Um médico no hospital de Maiduguri, na Nigéria, no dia 18 de janeiro de 2017

Uma epidemia de meningite declarada há cinco meses já deixou 745 mortos no norte da Nigéria, anunciou nesta quarta-feira o centro nigeriano de vigilância de doenças NCDC.

"Foram registrados 745 falecimentos" em um total de mais de 8.000 casos suspeitos, apesar de uma ampla campanha de vacinação lançada pelas autoridades, segundo um comunicado oficial.

Um balanço de 12 de abril apontava 489 mortos.

A grande maioria de casos de suspeita (93%) ocorreu em cinco estados do norte da Nigéria: Zamfara, Sokoto, Katsina, Kebbi e Niger.

O NCDC e seus sócios implementaram uma "vigilância reforçada para detectar rapidamente novos casos, vacinar a população de maior risco e tratar as pessoas diagnosticadas como portadoras da doença".

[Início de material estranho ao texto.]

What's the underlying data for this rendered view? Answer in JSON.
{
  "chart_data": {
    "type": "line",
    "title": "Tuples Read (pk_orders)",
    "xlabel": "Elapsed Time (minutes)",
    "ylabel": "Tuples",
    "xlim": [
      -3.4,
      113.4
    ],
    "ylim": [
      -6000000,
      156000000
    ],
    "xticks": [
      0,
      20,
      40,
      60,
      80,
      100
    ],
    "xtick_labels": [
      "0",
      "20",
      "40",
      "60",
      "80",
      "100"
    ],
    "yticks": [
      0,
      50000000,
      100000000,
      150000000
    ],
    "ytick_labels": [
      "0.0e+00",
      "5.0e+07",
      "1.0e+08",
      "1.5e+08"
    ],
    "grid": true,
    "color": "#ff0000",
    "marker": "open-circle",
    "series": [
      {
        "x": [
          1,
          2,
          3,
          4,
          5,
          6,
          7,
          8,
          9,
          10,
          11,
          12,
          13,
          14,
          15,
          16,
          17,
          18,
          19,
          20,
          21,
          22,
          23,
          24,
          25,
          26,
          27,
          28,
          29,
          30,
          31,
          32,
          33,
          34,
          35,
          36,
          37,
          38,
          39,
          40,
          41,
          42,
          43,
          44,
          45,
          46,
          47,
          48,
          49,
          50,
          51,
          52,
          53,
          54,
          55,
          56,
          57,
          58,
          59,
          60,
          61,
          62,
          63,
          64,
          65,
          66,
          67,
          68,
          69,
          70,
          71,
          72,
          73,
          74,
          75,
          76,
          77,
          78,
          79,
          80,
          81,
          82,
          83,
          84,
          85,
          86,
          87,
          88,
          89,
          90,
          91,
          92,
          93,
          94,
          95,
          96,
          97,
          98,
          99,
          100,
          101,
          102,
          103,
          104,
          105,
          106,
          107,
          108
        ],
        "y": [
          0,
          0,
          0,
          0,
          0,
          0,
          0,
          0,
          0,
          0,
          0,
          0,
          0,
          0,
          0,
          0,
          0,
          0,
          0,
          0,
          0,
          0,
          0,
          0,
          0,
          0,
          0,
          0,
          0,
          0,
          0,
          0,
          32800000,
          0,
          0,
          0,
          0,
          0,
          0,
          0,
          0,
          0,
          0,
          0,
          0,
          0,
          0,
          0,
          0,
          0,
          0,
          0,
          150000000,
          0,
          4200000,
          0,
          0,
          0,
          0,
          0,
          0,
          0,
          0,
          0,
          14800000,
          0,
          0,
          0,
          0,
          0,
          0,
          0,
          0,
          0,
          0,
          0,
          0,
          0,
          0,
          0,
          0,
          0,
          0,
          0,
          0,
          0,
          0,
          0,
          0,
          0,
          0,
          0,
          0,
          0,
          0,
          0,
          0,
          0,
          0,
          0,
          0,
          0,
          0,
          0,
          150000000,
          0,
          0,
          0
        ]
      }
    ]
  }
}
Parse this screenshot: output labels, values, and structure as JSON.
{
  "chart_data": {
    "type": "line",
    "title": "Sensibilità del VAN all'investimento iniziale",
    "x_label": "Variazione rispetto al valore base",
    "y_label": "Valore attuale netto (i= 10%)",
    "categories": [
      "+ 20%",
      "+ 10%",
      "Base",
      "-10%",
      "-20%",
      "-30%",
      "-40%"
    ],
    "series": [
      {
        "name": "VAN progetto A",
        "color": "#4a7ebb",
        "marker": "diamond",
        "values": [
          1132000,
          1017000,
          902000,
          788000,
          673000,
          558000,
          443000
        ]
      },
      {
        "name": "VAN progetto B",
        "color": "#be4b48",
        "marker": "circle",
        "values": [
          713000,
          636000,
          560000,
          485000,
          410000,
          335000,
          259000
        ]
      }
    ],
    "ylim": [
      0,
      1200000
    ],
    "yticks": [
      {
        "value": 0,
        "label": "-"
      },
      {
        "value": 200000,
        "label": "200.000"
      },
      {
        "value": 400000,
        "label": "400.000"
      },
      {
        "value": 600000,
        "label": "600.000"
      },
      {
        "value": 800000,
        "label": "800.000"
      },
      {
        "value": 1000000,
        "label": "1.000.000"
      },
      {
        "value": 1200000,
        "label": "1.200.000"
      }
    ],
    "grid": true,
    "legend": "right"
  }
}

Cerca de 420.000 pessoas já foram vacinadas, e a Nigéria ainda deve receber 823.000 doses de vacina do Reino Unido para continuar a campanha lançada em 5 de abril, declarou na semana passada o ministro da Saúde, Osagie Ehanire, assegurando que "a epidemia já não avança. Começa a estacionar".

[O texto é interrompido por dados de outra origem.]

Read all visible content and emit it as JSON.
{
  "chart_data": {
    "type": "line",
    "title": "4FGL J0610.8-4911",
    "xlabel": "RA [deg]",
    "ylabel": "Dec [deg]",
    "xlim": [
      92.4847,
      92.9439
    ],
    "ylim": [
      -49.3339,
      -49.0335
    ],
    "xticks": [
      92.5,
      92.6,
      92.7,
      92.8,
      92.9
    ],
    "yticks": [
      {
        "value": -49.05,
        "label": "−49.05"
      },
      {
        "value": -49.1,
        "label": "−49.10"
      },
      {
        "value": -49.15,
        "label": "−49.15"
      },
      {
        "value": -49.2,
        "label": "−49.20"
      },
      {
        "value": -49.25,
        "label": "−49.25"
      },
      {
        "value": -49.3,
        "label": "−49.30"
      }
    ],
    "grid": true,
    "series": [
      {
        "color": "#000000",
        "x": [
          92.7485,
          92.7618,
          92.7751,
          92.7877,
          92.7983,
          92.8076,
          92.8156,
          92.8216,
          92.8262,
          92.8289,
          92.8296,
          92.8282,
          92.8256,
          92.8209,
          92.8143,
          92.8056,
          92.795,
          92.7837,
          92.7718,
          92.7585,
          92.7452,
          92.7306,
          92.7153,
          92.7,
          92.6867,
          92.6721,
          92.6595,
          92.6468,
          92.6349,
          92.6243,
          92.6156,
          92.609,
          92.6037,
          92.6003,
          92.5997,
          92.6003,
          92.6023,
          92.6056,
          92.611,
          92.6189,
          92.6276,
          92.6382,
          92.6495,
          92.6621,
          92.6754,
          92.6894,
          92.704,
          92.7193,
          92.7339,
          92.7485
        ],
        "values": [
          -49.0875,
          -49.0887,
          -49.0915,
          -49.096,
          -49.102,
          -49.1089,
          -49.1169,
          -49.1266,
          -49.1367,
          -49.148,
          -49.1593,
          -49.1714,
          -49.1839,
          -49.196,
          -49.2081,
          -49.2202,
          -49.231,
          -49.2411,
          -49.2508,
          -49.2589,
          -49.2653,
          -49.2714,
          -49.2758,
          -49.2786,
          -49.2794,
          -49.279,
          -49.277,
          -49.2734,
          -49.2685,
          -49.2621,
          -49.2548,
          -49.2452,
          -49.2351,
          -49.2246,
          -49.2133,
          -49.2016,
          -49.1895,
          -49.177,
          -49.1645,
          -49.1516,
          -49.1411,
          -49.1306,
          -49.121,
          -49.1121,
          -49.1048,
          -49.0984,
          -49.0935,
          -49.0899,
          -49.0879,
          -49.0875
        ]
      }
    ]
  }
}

As epidemias de meningite são habituais na Nigéria, país com 190 milhões de habitantes situado no "cinturão da meningite", que vai do Senegal até a Etiópia. Mas os casos atuais seriam de um novo tipo de cepa, segundo análises de laboratório.

É a primeira vez que se declara epidemia no país.

As crianças de cinco a 14 anos são o grupo mais afetado e representam a metade dos casos registrados, informou em 24 de março a Organização Mundial da Saúde (OMS).